Setting A = 47 pounds, we have:
47 = 500e^(-0.01386x)
To solve for x, we first divide both sides of the equation by 500:
47/500 = e^(-0.01386x)
Now, we can take the natural logarithm (ln) of both sides to isolate x:
ln(47/500) = ln(e^(-0.01386x))
Using the property of logarithms ln(e^x) = x, we simplify the equation to:
ln(47/500) = -0.01386x
Finally, we can solve for x by dividing both sides by -0.01386:
x = ln(47/500) / -0.01386
Using a calculator, we can evaluate the right side of the equation to find x ≈ 66.75 years.
Therefore, it will take approximately 66.75 years for only 47 pounds to remain.
B) To find the amount of material left after 10, 20, and 30 years, we can substitute these values into the given function.
For 10 years:
A = A0e^(-0.01386x)
A = 500e^(-0.01386 * 10)
A ≈ 500e^(-0.1386)
A ≈ 500 * 0.8706
A ≈ 435.3 pounds
After 10 years, approximately 435.3 pounds of material will be left.
For 20 years:
A = A0e^(-0.01386x)
A = 500e^(-0.01386 * 20)
A ≈ 500e^(-0.2772)
A ≈ 500 * 0.7579
A ≈ 378.95 pounds
After 20 years, approximately 378.95 pounds of material will be left.
For 30 years:
A = A0e^(-0.01386x)
A = 500e^(-0.01386 * 30)
A ≈ 500e^(-0.4158)
A ≈ 500 * 0.6581
A ≈ 329.05 pounds
After 30 years, approximately 329.05 pounds of material will be left.
To answer the question, let's break it down step by step.
A) How much time will need to pass for only 47 pounds to remain?
In the given function A = A0e^(-0.01386x), A represents the amount of radioactive material remaining after x years, A0 represents the initial amount of material, and e is Euler's number (approximately 2.71828).
We are given that A0 (initial amount of material) is 500 pounds, and we need to find the time (x) at which only 47 pounds will remain.
We can solve for x by rearranging the equation:
47 = 500e^(-0.01386x)
To isolate x, divide both sides by 500:
47/500 = e^(-0.01386x)
Next, take the natural logarithm (ln) of both sides to get rid of the exponential:
ln(47/500) = ln(e^(-0.01386x))
Applying the logarithmic property of ln(a^b) = b * ln(a), the equation becomes:
ln(47/500) = -0.01386x * ln(e)
Since ln(e) is equal to 1, we simplify further:
ln(47/500) = -0.01386x
Now, we isolate x by dividing both sides by -0.01386:
x = ln(47/500) / -0.01386
Using a calculator, compute the value of ln(47/500) and divide it by -0.01386 to find the value of x.
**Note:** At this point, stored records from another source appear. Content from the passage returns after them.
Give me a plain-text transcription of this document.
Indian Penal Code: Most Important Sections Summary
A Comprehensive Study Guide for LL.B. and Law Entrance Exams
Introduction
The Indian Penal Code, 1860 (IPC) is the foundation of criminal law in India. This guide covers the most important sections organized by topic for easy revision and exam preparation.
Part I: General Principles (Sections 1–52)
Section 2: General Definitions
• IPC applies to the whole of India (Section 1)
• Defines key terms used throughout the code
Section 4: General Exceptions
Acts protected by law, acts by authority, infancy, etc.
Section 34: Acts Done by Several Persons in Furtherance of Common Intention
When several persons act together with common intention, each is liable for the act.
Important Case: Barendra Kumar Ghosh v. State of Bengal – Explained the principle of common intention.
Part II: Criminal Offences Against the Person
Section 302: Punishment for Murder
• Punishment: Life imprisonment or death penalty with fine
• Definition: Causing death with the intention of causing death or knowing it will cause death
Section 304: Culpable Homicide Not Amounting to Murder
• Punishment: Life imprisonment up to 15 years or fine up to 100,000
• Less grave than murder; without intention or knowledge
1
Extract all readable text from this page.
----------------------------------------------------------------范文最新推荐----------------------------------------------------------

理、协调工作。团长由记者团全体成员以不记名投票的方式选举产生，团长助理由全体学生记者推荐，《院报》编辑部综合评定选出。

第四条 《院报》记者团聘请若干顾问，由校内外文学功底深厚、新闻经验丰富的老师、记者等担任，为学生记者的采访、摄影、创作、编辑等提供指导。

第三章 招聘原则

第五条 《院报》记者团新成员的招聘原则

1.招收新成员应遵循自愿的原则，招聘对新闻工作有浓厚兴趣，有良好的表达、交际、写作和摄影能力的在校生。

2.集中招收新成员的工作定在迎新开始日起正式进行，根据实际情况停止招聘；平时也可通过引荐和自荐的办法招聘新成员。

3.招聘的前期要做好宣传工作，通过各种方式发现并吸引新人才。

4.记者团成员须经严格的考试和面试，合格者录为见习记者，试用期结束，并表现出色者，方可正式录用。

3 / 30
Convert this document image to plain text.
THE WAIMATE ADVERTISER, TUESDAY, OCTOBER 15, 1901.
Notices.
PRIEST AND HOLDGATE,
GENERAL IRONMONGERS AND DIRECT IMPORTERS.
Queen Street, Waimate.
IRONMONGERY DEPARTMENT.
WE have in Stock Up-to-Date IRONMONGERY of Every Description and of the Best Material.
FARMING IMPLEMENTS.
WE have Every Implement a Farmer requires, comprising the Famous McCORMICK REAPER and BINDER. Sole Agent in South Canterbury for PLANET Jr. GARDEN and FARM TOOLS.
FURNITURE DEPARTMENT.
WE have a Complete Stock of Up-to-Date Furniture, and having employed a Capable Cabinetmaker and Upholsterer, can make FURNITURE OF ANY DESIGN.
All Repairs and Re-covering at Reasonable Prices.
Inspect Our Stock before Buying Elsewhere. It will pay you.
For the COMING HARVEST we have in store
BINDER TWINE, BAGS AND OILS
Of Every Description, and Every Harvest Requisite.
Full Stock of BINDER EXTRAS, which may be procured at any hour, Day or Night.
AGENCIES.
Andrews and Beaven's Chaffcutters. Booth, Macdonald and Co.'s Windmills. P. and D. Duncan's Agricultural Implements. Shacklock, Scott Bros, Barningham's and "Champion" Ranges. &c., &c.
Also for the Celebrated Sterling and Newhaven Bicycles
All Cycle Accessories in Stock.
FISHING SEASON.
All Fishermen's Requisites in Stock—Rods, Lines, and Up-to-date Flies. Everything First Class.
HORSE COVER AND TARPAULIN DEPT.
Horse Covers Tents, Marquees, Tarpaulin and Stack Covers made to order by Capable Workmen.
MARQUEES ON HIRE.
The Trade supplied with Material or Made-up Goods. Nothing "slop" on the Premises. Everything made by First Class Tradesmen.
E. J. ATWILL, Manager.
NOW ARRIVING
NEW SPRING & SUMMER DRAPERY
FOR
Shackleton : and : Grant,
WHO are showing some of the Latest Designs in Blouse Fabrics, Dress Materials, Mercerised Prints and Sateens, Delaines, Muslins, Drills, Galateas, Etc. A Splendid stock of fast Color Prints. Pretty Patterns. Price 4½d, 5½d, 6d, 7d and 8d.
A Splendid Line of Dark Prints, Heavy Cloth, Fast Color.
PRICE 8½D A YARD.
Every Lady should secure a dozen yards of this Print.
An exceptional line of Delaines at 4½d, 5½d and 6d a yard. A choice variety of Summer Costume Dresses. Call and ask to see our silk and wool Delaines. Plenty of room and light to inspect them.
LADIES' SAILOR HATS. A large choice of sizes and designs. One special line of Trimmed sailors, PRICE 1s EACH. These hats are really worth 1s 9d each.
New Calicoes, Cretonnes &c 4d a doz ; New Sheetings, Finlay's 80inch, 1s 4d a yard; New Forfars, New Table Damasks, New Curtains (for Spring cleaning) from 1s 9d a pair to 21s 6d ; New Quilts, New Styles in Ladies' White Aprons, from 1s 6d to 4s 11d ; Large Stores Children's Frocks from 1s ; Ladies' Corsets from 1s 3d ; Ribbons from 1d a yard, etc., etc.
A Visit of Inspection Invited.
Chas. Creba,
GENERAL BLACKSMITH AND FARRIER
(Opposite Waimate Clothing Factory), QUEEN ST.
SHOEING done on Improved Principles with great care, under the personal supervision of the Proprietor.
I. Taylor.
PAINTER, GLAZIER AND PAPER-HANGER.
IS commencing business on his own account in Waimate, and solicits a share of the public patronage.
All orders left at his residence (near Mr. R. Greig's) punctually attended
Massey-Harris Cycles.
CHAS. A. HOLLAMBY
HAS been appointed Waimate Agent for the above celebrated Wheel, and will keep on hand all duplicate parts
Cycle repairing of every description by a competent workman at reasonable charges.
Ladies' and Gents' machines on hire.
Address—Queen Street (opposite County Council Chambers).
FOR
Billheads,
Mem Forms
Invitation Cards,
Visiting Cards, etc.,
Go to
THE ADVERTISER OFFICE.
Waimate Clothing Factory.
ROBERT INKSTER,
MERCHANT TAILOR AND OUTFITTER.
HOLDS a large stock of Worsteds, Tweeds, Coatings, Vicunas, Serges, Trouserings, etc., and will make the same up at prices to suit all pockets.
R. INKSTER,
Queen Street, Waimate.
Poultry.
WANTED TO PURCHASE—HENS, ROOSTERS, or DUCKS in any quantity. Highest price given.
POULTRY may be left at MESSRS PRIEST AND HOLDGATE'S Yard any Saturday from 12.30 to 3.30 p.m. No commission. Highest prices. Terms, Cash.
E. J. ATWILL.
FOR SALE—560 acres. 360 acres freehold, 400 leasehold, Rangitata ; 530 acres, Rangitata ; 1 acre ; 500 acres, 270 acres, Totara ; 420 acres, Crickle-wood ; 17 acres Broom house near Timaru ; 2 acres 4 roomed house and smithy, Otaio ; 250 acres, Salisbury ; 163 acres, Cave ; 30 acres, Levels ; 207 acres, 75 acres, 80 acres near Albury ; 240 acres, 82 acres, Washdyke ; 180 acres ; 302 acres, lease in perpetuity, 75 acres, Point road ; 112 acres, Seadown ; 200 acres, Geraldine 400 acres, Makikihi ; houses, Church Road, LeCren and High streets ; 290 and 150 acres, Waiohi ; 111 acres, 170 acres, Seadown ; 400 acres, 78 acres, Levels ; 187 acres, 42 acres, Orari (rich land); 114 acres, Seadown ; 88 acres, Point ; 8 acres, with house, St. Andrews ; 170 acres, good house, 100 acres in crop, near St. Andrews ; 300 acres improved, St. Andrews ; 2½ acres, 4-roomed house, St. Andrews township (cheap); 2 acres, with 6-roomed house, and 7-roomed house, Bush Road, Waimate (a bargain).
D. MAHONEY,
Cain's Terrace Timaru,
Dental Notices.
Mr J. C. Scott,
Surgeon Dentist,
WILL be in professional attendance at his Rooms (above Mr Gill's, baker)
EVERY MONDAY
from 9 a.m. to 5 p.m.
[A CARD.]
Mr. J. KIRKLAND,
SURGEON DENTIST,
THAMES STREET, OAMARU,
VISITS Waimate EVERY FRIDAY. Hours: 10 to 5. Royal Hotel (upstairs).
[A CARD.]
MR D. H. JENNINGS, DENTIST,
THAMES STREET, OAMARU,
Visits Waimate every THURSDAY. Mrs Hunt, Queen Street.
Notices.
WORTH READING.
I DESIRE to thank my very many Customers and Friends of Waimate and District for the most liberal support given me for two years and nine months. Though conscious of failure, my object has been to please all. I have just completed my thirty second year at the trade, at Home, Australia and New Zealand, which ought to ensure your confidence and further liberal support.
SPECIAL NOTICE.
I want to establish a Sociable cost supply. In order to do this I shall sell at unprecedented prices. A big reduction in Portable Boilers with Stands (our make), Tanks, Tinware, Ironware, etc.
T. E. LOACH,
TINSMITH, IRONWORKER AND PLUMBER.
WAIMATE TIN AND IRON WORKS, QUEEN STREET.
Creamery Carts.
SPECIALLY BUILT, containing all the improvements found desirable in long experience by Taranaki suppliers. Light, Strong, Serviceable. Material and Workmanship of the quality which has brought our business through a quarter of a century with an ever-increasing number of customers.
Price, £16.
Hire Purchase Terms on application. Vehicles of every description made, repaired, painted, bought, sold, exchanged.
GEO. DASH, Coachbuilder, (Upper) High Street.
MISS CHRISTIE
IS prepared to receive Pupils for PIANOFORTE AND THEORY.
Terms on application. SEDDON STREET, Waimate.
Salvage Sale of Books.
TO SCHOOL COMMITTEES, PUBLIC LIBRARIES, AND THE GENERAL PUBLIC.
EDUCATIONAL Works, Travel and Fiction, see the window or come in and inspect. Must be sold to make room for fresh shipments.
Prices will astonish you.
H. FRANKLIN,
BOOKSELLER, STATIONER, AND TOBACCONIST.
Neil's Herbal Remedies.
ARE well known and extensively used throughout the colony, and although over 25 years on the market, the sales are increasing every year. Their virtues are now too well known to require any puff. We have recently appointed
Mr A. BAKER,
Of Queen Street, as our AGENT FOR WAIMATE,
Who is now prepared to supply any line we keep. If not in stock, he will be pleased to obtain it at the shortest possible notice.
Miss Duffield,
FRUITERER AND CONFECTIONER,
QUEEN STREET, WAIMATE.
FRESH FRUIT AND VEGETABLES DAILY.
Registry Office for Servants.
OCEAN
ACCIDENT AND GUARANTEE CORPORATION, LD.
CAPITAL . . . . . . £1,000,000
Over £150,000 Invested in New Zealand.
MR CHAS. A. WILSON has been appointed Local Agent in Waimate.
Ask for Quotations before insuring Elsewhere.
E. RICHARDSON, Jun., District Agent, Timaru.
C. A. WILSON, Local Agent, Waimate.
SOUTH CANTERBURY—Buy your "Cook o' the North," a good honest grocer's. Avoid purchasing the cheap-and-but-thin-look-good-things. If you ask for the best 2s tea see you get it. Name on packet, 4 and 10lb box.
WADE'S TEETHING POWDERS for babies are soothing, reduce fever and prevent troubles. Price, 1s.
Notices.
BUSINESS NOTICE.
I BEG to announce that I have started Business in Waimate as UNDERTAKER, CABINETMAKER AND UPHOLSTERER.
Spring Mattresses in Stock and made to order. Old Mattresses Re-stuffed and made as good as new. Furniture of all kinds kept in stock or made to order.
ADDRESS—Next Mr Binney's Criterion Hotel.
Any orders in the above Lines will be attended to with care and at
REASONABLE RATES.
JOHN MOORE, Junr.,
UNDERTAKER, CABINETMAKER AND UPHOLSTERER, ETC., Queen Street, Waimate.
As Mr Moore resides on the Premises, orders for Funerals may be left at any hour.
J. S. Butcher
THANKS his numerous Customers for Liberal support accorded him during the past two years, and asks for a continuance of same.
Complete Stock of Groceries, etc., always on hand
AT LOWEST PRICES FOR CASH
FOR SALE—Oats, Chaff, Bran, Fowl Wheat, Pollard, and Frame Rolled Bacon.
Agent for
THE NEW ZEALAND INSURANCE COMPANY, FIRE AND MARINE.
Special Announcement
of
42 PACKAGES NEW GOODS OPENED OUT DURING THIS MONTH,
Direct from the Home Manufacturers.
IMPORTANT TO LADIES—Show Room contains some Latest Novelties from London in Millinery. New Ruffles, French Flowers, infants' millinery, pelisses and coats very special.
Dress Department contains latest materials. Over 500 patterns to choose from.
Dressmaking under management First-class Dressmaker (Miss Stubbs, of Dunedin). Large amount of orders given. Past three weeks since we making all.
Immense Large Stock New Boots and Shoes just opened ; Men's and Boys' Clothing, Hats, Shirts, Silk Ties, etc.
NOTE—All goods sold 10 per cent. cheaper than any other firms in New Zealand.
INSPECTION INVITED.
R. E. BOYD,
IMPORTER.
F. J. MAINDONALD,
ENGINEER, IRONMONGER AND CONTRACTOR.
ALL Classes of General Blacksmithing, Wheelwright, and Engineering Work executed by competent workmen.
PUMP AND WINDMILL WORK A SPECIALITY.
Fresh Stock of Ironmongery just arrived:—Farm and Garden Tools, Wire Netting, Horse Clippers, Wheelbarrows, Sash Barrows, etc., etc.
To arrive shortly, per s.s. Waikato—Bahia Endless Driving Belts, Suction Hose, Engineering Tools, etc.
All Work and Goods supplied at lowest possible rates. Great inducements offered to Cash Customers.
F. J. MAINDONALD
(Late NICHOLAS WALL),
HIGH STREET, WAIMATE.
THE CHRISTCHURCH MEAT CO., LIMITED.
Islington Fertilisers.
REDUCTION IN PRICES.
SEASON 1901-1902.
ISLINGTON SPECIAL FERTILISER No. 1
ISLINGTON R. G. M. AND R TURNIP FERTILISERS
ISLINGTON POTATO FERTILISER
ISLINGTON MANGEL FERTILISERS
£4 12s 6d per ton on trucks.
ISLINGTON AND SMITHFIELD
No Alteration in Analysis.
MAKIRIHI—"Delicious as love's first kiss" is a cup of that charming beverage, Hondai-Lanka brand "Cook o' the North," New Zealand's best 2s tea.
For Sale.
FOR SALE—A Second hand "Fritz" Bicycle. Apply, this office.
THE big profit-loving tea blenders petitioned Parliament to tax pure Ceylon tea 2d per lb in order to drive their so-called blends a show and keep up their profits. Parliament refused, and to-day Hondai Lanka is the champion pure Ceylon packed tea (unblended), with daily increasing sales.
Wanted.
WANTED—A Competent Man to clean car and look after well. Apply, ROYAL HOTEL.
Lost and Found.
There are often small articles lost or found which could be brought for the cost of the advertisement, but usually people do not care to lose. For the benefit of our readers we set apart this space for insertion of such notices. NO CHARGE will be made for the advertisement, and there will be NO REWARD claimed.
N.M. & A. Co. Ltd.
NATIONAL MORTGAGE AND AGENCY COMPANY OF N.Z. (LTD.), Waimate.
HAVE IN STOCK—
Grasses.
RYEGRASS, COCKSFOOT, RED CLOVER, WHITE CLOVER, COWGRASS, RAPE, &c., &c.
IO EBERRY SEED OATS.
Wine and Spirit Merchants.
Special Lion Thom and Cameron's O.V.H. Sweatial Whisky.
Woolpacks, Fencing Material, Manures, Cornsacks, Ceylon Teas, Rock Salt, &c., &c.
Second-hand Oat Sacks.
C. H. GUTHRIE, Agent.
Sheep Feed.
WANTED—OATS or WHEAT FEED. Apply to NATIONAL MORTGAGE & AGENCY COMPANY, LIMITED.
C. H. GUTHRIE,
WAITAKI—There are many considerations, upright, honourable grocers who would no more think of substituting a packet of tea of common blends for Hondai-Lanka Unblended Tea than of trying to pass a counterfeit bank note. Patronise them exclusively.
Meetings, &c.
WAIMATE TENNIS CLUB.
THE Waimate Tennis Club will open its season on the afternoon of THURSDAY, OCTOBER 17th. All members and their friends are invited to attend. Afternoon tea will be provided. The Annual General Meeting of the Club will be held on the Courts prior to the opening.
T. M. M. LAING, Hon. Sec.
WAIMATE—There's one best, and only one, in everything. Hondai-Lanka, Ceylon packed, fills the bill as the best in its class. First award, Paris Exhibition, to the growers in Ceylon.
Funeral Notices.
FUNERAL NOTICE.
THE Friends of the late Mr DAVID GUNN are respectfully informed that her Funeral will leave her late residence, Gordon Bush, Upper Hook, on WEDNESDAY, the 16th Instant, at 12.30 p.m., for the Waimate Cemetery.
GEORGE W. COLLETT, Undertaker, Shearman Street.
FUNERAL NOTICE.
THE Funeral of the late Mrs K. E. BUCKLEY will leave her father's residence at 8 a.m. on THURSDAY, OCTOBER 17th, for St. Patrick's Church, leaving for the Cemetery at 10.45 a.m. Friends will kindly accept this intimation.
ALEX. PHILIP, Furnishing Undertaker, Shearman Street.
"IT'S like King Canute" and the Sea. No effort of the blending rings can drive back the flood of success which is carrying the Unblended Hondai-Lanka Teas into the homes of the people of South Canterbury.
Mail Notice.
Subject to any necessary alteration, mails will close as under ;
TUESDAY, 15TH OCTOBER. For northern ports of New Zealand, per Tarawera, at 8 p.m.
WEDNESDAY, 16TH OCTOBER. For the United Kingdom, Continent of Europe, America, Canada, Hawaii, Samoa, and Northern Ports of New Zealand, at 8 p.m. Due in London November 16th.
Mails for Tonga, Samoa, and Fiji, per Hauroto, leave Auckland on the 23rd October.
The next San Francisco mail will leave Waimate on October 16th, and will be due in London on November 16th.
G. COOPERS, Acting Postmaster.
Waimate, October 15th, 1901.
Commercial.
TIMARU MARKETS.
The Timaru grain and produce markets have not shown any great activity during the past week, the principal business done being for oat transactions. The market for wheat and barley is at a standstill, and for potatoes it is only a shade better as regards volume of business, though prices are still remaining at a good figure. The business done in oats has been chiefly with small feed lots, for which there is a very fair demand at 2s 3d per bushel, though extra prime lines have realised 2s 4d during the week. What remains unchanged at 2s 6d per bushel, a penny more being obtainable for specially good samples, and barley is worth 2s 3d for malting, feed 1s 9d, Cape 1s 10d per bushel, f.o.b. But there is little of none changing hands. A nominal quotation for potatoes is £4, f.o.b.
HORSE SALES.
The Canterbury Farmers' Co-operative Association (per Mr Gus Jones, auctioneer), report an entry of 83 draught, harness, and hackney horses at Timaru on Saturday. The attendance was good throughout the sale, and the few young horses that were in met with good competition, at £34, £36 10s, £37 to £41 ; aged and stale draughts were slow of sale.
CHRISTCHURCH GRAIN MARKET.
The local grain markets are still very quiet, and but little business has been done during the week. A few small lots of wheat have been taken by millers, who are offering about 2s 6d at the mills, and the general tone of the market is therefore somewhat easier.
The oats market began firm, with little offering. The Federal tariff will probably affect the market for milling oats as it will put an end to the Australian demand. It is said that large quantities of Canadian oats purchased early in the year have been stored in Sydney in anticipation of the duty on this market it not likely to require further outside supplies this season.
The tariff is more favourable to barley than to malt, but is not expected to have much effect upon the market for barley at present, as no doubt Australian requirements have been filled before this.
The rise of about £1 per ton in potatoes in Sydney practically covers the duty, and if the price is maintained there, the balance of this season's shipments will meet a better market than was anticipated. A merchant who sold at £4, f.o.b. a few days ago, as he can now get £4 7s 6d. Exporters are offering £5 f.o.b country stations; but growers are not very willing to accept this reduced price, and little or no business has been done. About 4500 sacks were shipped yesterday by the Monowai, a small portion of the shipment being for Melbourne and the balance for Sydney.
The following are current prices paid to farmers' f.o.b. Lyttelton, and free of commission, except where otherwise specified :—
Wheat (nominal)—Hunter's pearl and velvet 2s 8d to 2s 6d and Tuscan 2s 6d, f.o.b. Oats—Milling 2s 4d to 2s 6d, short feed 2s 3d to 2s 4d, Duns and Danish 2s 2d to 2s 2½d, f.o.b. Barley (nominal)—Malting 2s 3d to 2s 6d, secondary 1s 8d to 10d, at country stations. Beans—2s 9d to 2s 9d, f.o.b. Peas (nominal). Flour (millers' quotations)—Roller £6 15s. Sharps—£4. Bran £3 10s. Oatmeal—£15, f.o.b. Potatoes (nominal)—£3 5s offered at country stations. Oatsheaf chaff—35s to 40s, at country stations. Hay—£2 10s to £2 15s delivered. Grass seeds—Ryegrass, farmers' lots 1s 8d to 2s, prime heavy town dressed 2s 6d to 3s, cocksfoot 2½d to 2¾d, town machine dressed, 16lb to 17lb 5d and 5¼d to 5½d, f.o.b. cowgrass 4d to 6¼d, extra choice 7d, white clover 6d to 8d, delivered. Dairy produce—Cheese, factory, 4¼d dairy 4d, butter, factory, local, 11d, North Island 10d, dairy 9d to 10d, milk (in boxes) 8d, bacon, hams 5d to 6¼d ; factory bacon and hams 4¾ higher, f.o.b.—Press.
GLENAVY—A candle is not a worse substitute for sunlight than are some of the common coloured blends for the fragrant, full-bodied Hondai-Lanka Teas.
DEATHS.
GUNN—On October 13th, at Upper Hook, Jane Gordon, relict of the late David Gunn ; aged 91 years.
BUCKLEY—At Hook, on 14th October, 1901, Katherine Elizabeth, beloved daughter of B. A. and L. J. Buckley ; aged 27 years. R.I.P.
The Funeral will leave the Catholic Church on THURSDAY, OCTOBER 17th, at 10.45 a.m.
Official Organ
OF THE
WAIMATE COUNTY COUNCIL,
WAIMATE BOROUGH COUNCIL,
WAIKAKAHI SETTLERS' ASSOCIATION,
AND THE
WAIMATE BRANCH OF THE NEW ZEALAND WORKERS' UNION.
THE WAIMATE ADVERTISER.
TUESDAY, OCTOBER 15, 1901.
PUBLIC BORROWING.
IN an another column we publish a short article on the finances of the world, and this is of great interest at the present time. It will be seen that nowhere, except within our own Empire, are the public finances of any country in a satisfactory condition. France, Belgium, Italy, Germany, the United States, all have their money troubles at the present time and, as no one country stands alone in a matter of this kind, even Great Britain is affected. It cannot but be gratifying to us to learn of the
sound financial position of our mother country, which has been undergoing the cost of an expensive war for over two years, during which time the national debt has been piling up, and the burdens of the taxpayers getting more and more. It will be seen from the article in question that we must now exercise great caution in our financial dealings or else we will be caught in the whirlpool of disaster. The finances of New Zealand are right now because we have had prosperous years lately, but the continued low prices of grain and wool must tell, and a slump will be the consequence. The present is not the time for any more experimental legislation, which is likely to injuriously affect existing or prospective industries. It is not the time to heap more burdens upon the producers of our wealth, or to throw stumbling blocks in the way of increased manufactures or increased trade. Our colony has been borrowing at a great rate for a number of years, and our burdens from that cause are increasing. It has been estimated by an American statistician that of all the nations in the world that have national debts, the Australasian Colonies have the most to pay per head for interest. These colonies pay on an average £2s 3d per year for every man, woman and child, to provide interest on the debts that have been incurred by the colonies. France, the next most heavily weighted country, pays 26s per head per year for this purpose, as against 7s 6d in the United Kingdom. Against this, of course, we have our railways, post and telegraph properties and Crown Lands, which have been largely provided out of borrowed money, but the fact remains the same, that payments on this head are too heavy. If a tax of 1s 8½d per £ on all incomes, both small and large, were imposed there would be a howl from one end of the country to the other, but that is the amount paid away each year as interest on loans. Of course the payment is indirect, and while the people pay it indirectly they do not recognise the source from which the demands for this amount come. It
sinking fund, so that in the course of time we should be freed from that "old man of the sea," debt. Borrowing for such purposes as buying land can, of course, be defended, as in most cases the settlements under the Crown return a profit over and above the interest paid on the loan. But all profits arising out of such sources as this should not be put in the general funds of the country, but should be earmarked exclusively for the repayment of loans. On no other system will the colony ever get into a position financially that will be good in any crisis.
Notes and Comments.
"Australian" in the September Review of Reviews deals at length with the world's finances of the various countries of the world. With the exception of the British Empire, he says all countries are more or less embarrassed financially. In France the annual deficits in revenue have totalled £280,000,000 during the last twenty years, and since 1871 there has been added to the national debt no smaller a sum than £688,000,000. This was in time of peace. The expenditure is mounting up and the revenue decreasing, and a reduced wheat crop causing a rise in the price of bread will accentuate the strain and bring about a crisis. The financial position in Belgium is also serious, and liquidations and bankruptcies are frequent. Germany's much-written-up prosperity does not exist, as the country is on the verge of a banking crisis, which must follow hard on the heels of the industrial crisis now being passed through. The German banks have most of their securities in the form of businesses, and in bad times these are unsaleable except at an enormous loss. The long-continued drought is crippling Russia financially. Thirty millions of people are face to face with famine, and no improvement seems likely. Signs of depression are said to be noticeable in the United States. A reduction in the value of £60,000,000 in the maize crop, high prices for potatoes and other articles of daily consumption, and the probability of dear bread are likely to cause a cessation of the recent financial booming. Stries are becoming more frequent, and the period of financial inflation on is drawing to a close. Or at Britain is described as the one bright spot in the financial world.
This will give you the number of years needed for only 47 pounds to remain in the vault.
B) How much material will be left after 10, 20, and 30 years?
We can use the same function A = A0e^(-0.01386x) to find the amount of material remaining after a certain number of years.
For each given time, substitute the value of x into the equation and solve for A.
For 10 years:
A = 500e^(-0.01386 * 10)
For 20 years:
A = 500e^(-0.01386 * 20)
For 30 years:
A = 500e^(-0.01386 * 30)
Using a calculator, evaluate each of these equations to find the respective amount of material remaining after 10, 20, and 30 years.